Author Paul Wilborn and photographer/filmmaker David Audet will share stories, photos and graphics at an event that celebrates the publication of Wilborn’s new book, Cigar City: Tales From a 1980s Creative Ghetto, publishedApril 1, 2019 by St. Petersburg Press.
Cigar City is a collection of linked short stories about the young artists, writers, poets, musicians and actors who inhabited Tampa’s Ybor City in the 1980s. Drawn by urban authenticity and cheap rents, they created a surreal, chaotic, arts scene set against the backdrop of the empty cigar factories and shotgun shacks of Tampa’s immigrant district. The Ybor scene drew international artists like James Rosenquist, Jim Dine, Chuck Close, among many others and mirrored what was happening at the same time in other districts, including New York’s Alphabet City.
The stories are fictional but they capture the spirit of the district during that vibrant period. Photographs and graphics by Audet and Bud Lee, the internationally known photographer who was at the center of the Ybor arts renaissance, illustrate Cigar City.
Both Wilborn and Audet worked closely with Lee, a photographer for Life, Esquire, Rolling Stone and other major publications. The three were among the founding members of the Artists and Writers Group, which produced surreal, multi-media arts events in Tampa and Sarasota, which drew thousands of revelers. They also produced the literary and arts journal, Tabloid. Lee died in 2015.

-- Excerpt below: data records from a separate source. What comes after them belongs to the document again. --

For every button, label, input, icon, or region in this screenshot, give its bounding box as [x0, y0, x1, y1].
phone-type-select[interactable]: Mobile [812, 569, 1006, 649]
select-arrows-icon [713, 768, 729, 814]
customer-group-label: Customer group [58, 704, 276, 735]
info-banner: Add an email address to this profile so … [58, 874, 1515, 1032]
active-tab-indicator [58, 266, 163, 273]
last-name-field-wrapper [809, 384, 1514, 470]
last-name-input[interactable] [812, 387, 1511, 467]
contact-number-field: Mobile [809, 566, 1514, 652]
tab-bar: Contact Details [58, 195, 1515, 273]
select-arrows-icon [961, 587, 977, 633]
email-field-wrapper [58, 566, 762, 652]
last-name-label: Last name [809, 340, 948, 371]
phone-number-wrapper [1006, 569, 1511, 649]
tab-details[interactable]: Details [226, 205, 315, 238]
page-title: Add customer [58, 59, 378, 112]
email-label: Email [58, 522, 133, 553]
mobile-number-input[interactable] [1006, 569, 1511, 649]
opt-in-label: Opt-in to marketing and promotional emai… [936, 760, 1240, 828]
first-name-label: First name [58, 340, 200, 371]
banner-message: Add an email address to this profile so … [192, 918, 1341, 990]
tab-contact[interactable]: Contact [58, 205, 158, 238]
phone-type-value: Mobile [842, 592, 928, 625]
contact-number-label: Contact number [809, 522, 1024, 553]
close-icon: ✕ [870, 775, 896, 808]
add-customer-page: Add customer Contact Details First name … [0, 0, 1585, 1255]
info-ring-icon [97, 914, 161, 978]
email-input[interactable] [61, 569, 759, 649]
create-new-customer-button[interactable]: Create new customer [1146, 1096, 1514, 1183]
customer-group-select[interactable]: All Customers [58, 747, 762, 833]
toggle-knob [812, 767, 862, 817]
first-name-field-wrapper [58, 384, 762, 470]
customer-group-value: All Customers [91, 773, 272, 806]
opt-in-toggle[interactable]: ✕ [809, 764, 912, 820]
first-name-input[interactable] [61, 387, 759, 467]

As a journalist, Wilborn won top writing awards while working for the St. Petersburg Times, the Tampa Tribune and the Associated Press. He is executive director of the Palladium Theater in St. Petersburg. Cigar City is his first work of fiction.
Audet is a photographer, filmmaker and teacher. He has continued to produce literary, film and other events under the non-profit Artists and Writers Group, including the annual Cuban Sandwich Show, Deep Carnivale and the Ybor
Festival of the Moving Image.
This event will include readings by Wilborn, and photos and graphics from the era by Audet and Lee.